La conclusione cui perviene la risoluzione 88 solleva alcune perplessità, in quanto valorizza il mero elemento giuridico-formale del trasferimento della titolarità del credito, senza considerare il fatto che, proprio alla luce della specifica causa di garanzia, la disponibilità piena ed incondizionata del credito e dei relativi frutti (gli interessi) in capo al creditore cessionario si avrà solamente laddove la garanzia venga poi attivata dal cessionario per inadempimento dell’obbligazione principale (il mancato pagamento delle cedole o il mancato rimborso delle obbligazioni), pena una indebita duplicazione di pagamento. È infatti usuale che la cessione dei crediti in garanzia venga posta in essere in luogo della costituzione del pegno sul finanziamento soci per mere ragioni di tutela del creditore garantito nel caso di fallimento del socio cedente, ma gli effetti tra le parti siano i medesimi del pegno, e cioè il mantenimento della disponibilità economica del credito e dei relativi frutti in capo al socio cedente fino al momento di escussione della garanzia da parte del creditore cessionario, con i vincoli di utilizzo volti a preservare il valore della garanzia.

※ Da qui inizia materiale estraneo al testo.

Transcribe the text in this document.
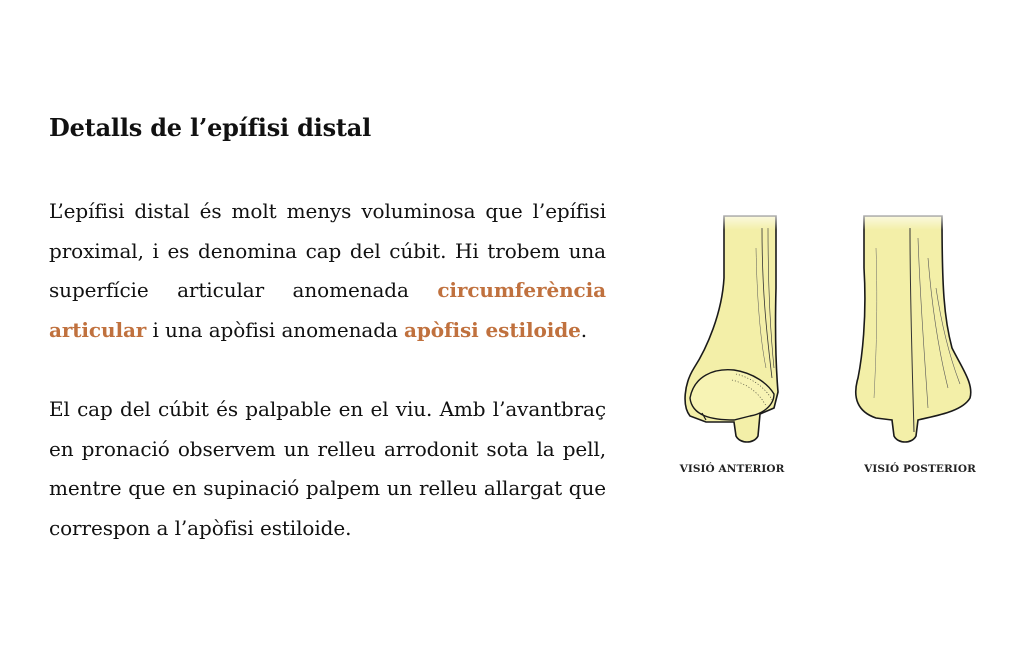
Detalls de l’epífisi distal

L’epífisi distal és molt menys voluminosa que l’epífisi proximal, i es denomina cap del cúbit. Hi trobem una superfície articular anomenada circumferència articular i una apòfisi anomenada apòfisi estiloide.

El cap del cúbit és palpable en el viu. Amb l’avantbraç en pronació observem un relleu arrodonit sota la pell, mentre que en supinació palpem un relleu allargat que correspon a l’apòfisi estiloide.

VISIÓ ANTERIOR	VISIÓ POSTERIOR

Se così è, prima dell’escussione della garanzia lo status di beneficiario effettivo dovrebbe mantenersi in capo al socio cedente, che subisce solamente una obbligazione eventuale e futura nei confronti dei creditori garantiti, fino all’avverarsi (con effetto ex tunc) della clausola risolutiva espressa apposta nel contratto di cessione del credito in garanzia. Pertanto, al di là del dato formale dell’immediato trasferimento della titolarità del credito, con riguardo alla disponibilità dei relativi interessi l’equiparazione al pegno dovrebbe condurre alle medesime conclusioni per esso valevoli, e cioè la conservazione in capo al concedente del possesso del reddito relativo ai frutti del bene costituito in pegno. In questa prospettiva, nel caso di escussione della garanzia da parte dei creditori (anche non residenti) il presidio impositivo su un reddito di capitale di fonte italiana sarebbe affidato, in assenza di un sostituto di imposta, alla presentazione di una dichiarazione dei redditi in Italia da parte dei creditori stessi, secondo la prassi formatasi per gli interessi pagati a banche estere senza stabile organizzazione in Italia (risposte a interpello 379/19 e 41/18; risoluzione 89/12). In ogni caso, anche accedendo per cautela erariale alla tesi espressa nella risoluzione 88/E, deve rimanere fermo il diritto al rimborso della ritenuta applicata dal veicolo di acquisizione sugli interessi relativi al finanziamento soci, laddove essa si renda non dovuta a seguito della mancata escussione della garanzia.